Heart of Clark: Cairn offers a place to build community

Published 10:09 am Friday, July 19, 2019

By Nacogdoches Miller

Sun Intern

Since 2012, Cairn Coffee House has stayed true to its namesake, becoming a landmark on Main Street, piled high with specialty coffees and packed with patrons from near and far.

Email newsletter signup

Owner John Dixon said over the years, the Cairn, which has a namesake meaning a man-made rock formation typically left by or found by hikers and travelers on trails, has become a social hub for Bible study groups, attorney meet and greets or a quiet place for the independent worker looking to beat the heat and get some work done.

“We wanted to serve as a landmark for Winchester,” Dixon said.

Their selection of specialty coffees even features names of famous cairns from across the world such as Steinmann, named after a German cairn that reimagines the silhouette of a man in rock form.

Calvary Christian Church initially opened the Cairn as a way to fund the Rowland Arts Center, which still resides on the second floor. But Dixon took over in January 2018, making the RAC and the Cairn independent of each other.   

A sense of wanderlust wades throughout the coffee shop, brought on by a combination of indie music, rustic décor and coffee bags on the wall from a world away.

A fireplace in the middle of the room, partnered with a couch and reading chairs, invites visitors to stay a little longer.

Dixon said with Winchester being an in-between for a lot of people passing through to the Red River Gorge, the Cairn has become a stop for those grabbing a bite or boost as they come through.

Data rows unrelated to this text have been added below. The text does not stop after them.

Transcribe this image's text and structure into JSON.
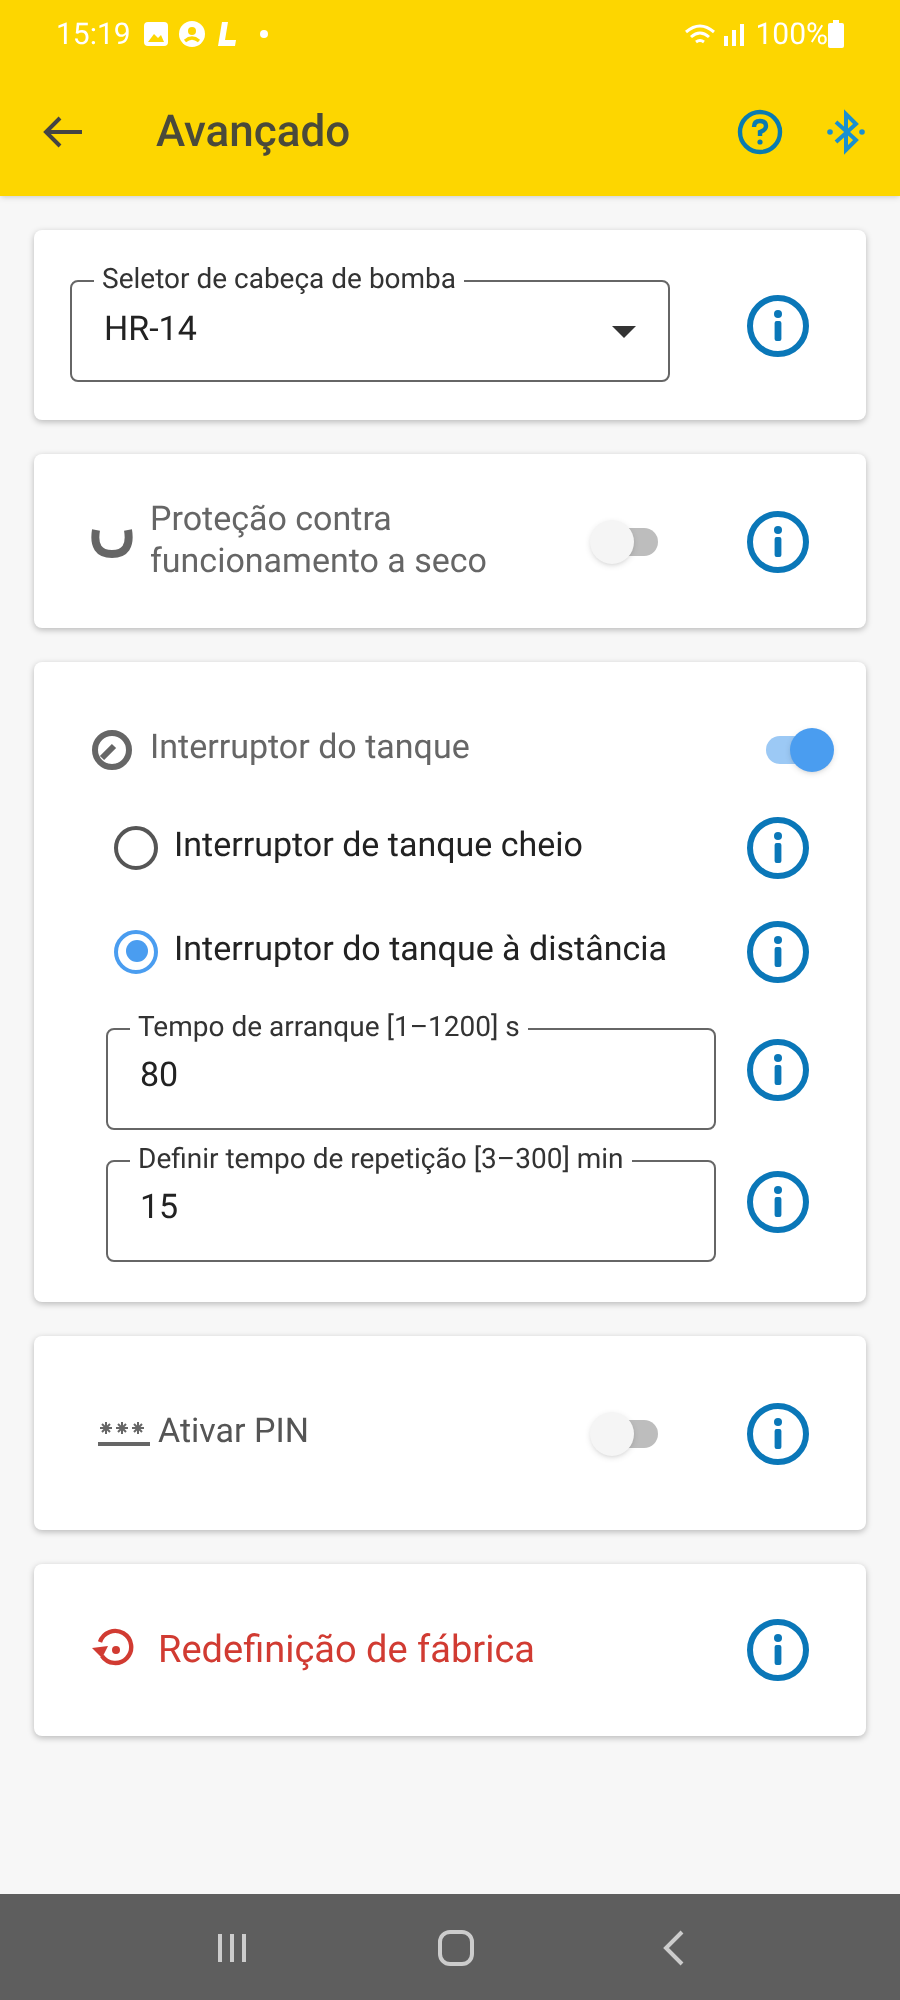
{
  "status_bar": {
    "time": "15:19",
    "battery": "100%"
  },
  "header": {
    "title": "Avançado"
  },
  "pump_head": {
    "label": "Seletor de cabeça de bomba",
    "value": "HR-14"
  },
  "dry_run": {
    "label": "Proteção contra funcionamento a seco",
    "on": false
  },
  "tank_switch": {
    "label": "Interruptor do tanque",
    "on": true,
    "options": [
      {
        "label": "Interruptor de tanque cheio",
        "selected": false
      },
      {
        "label": "Interruptor do tanque à distância",
        "selected": true
      }
    ],
    "fields": [
      {
        "label": "Tempo de arranque [1–1200] s",
        "value": "80"
      },
      {
        "label": "Definir tempo de repetição [3–300] min",
        "value": "15"
      }
    ]
  },
  "pin": {
    "label": "Ativar PIN",
    "on": false
  },
  "factory_reset": {
    "label": "Redefinição de fábrica"
  }
}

“I like that we are kind of a stop on the way from here to the Gorge,” Dixon said.

Sean and Kenya Duhamel of Georgetown were visiting the Cairn Thursday and said they came in after discovering Cairn brand coffee while at a coffee shop in the Red River Gorge.

“(We) loved the coffee and decided to see where it was from,” Sean said, as the couple sat in front of the fireplace.

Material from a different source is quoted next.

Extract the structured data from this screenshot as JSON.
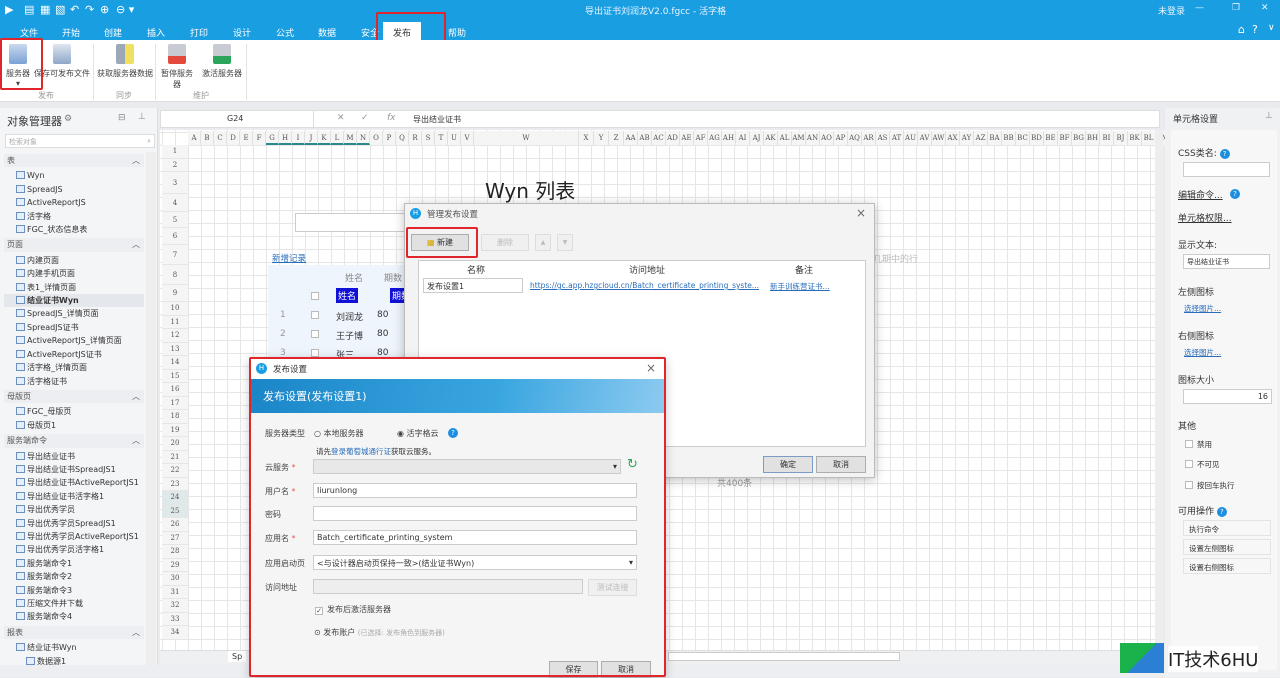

Looking out the front of the shop, patrons can see the Clark County Courthouse and a historic strip of Main Street.

The antique architecture is a reminder of Winchester’s long history. Sitting in the Cairn puts guests right in the middle.

In his four years working at the shop, Dixon said he has seen a lot of places and people come and go, but has noticed a lot of new people, younger people, who are living in Winchester and working away.

As time marches forward, Dixon said he wants to get more involved with what’s happening around him.

“I want to get more focused and be more in touch with downtown and the community here,” Dixon said.

Tthe shop also welcomes people from the outside, noted by a map in the corner, next to a sign asking, ‘Where are you from?” Guests can mark their hometown on the map, showing the diversity of visitors the Cairn has.

Dixon said they noticed they were getting a lot of customers from outside the county passing through with mission groups, visiting sister churches or vacationing with friends.

“It’s just something cool they could do to make them feel like they are a part of our community or make us feel like we are a part of theirs,” Dixon said.

The farthest spots marked on the map belongs to visitors from Australia.

One group has made the Cairn a meeting spot for their Bible study.

“The key why we meet here is location number one but number two it just provides an atmosphere of Christianity,” Ron Harney said. “We feel welcome to study openly and share with (people).”

The group from Bedford Acres Christian Parish meets regularly at the Cairn to study the books of the Bible and drink “good coffee.”

With his own roaster upstairs, Dixon said the goal is “to provide really good coffee.”

He said educating people on what coffee is and where it comes from helps give a perspective of the miles and hands the beans travels to get here.

“Every coffee is different, and each has its own story,” Dixon said.

Looking to the future, he said he would love to expand the Cairn, whether with a mobile coffee shop or with another location, “that’s in town or not,” further solidifying its place as a landmark of Clark County.